Un amico alla Casa Bianca?
L’escalation a Jenin si verifica all’ombra dei rapidi cambiamenti che, a migliaia di chilometri di distanza, interessano gli Stati Uniti, il principale alleato e sostenitore di Israele. Appena insediatosi alla Casa Bianca, Donald Trump ha firmato un ordine esecutivo con cui ha revocato con effetto immediato le sanzioni contro i coloni coinvolti in attività violente. La misura, una prima assoluta da parte di Washington, era stata approvata dall’amministrazione Biden in un clima di frustrazione crescente per le violenze perpetrate dai coloni israeliani in Cisgiordania e la gestione del conflitto a Gaza da parte del governo di Tel Aviv, in spregio alle pressioni statunitensi. “Revocare le sanzioni ai coloni estremisti li incoraggia a commettere più crimini contro il nostro popolo”, ha affermato il ministero degli Esteri palestinese, mentre il Times of Israel ha sottolineato che la presenza di un leader del movimento dei coloni all’insediamento del presidente Usa “evidenzia con quale rapidità Washington abbia cambiato posizione”. Tra la valanga di ordini esecutivi siglati subito dopo essere entrato in carica, Trump ne ha anche ripristinato uno che gli consentirà di imporre sanzioni economiche contro la Corte Penale Internazionale (CPI).
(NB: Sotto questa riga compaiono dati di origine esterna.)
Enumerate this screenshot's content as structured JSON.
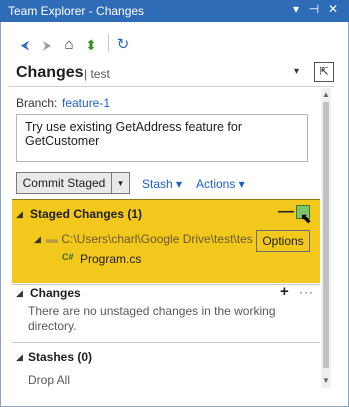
{
  "window": {
    "title": "Team Explorer - Changes",
    "controls": [
      "▾",
      "⊣",
      "✕"
    ]
  },
  "toolbar": {
    "icons": [
      "back-icon",
      "forward-icon",
      "home-icon",
      "plug-icon",
      "refresh-icon"
    ],
    "glyphs": [
      "⮜",
      "⮞",
      "⌂",
      "⬍",
      "↻"
    ]
  },
  "header": {
    "title": "Changes",
    "subtitle": "test",
    "menu_glyph": "▾",
    "nav_glyph": "⇱"
  },
  "branch": {
    "label": "Branch:",
    "value": "feature-1"
  },
  "commit_message": "Try use existing GetAddress feature for GetCustomer",
  "commit_button": {
    "label": "Commit Staged",
    "dropdown_glyph": "▾"
  },
  "links": {
    "stash": "Stash ▾",
    "actions": "Actions ▾"
  },
  "staged_changes": {
    "title": "Staged Changes (1)",
    "unstage_glyph": "—",
    "folder": "C:\\Users\\charl\\Google Drive\\test\\tes",
    "file_badge": "C#",
    "file": "Program.cs"
  },
  "tooltip": "Options",
  "changes": {
    "title": "Changes",
    "add_glyph": "+",
    "more_glyph": "···",
    "empty_text": "There are no unstaged changes in the working directory."
  },
  "stashes": {
    "title": "Stashes (0)",
    "drop_all": "Drop All"
  },
  "colors": {
    "titlebar": "#2f6cb8",
    "highlight": "#f2c81c",
    "link": "#1a62c7"
  }
}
Il provvedimento apre la strada agli Stati Uniti per colpire l’organismo giudiziario e il suo staff, che nei mesi scorsi avevano spiccato mandati di cattura internazionali contro i vertici israeliani per crimini di guerra e contro l’umanità.
Rivendicazioni bibliche?
Tra le decisioni prese dal nuovo presidente eletto ce n’è un’altra che preoccupa i palestinesi e buona parte degli alleati Usa: la scelta di nominare la deputata di New York Elise Stefanik ambasciatrice all’Onu. Interrogata dal senatore del Maryland Chris Van Hollen nell’ambito dell’audizione per la conferma al Senato, infatti, Stefanik ha confermato il suo pieno sostegno alle rivendicazioni israeliane di diritti biblici sull’intera Cisgiordania. Stefanik – la cui posizione minaccia di influenzare gli sforzi diplomatici in Medio Oriente – ha criticato ciò che ha definito “il persistente pregiudizio dell’Onu contro Israele”, osservando il numero sproporzionato di risoluzioni che la prendono di mira. “Gli Stati Uniti devono stare incondizionatamente con Israele all’Onu”, ha affermato. “Come ambasciatrice, lavorerò instancabilmente per contrastare gli attacchi unilaterali contro il nostro alleato più stretto e garantire che le Nazioni Unite rispettino il mandato di promuovere la pace e la sicurezza in modo equo”. Altro elemento chiave della testimonianza di Stefanik è stato il suo impegno a rivedere e riformare l’allocazione dei finanziamenti degli Stati Uniti all’interno delle agenzie internazionali e ha criticato alcune agenzie (soprattutto UNRWA, l’agenzia per i rifugiati palestinesi, che Israele ha posto fuorilegge) per il loro sostegno ad attività che, a suo avviso, “promuovono l’antisemitismo e favoriscono il terrorismo”. Anche Mike Huckabee, nuovo ambasciatore di Trump in Israele, ha riecheggiato sentimenti simili dichiarando che “non esiste una cosa chiamata Cisgiordania”, dopo aver affermato, durante una visita in Israele nel 2017, che “non esiste un’identità palestinese”.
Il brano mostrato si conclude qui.